Today’s recipe is a traditional Brazilian recipe from the Northeast region. Carne seca means dried meat in Portuguese, because the Portuguese missionaries would preserve meat to take along on their long travels throughout Brazil by heavily salting it and drying it. It is like a Brazilian beef jerky and it is typically consumed as a snack (a petisco) sauteed with onions and butter and eaten with bread. In Brazil you will find the dried meat already packaged in most stores though some very admirable people are still keen on making it themselves and drying it up on their clothes lines for two days. Any kind of dried meat will work for this recipe as it is shredded and fried with onions after cooking, only 5 ingredients in total are needed, and I strongly recommend you use a pressure cooker for faster cooking, though I think a slow cooker would also work wonderfully to produce tender meat.

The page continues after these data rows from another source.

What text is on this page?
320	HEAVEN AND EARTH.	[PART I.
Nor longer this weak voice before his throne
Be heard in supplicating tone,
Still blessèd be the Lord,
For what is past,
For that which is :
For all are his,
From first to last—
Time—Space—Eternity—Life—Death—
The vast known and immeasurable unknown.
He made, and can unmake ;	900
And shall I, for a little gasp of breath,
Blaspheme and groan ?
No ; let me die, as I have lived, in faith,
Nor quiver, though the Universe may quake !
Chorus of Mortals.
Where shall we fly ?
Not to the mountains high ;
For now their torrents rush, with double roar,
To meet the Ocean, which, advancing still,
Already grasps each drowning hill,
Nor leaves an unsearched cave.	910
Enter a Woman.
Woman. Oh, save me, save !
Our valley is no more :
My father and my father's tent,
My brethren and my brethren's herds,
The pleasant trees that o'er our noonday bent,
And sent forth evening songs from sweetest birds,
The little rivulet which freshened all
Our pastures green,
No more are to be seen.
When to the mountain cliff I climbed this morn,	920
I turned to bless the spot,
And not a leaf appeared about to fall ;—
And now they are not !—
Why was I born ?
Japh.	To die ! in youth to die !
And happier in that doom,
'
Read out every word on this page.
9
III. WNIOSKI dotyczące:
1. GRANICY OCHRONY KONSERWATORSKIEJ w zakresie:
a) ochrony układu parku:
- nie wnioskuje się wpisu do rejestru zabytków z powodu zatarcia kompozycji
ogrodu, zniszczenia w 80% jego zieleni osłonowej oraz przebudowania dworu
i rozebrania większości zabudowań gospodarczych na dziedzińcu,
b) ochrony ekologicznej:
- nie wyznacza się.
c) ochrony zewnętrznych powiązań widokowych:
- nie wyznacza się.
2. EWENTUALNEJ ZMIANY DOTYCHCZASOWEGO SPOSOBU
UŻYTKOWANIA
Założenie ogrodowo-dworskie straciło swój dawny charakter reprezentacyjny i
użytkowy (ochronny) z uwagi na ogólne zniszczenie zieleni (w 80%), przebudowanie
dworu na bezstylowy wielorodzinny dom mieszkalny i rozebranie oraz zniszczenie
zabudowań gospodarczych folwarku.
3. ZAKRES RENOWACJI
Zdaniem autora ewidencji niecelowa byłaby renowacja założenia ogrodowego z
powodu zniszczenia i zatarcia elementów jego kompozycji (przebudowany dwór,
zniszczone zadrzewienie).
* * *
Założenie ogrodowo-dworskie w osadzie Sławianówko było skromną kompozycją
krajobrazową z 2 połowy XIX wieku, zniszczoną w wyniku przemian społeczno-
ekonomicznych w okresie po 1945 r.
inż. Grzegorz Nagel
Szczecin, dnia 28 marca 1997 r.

Recipe: Brazilian Carne Seca
1.2 lbs of dried meat (depending on where you live, you might be able to find actual Brazilian dried meat – otherwise any dried meat will do).
2 large onions
3 cloves of garlic
1 liter of water
Coconut oil for cooking
1. Soak the dried meat for 12 hours to desalt it, replacing the water three times
2. Cut the dried meat in two or three large chunks and place in the bottom of a pressure cooker. Add water until the meat is completely immersed, seal the pot and bring to high pressure on high heat. Once the pressure is high, turn heat to medium and cook the meat for an hour. Turn heat off and let pressure release naturally (about 15 minutes).
3. Take out the meat and shred it using two forks, removing and discarding the excess fat.
4. Chop the onion into half-moons and mince the garlic. Heat coconut oil in a large frying skillet and cook the onion for 4 minutes until translucent. Add the garlic and the shredded meat and cook for another 5 minutes, stirring regularly. Do not salt as the meat is already salted, just crack in some fresh pepper and add your favorite condiments for flavor (I put in a dash chili powder and some oregano).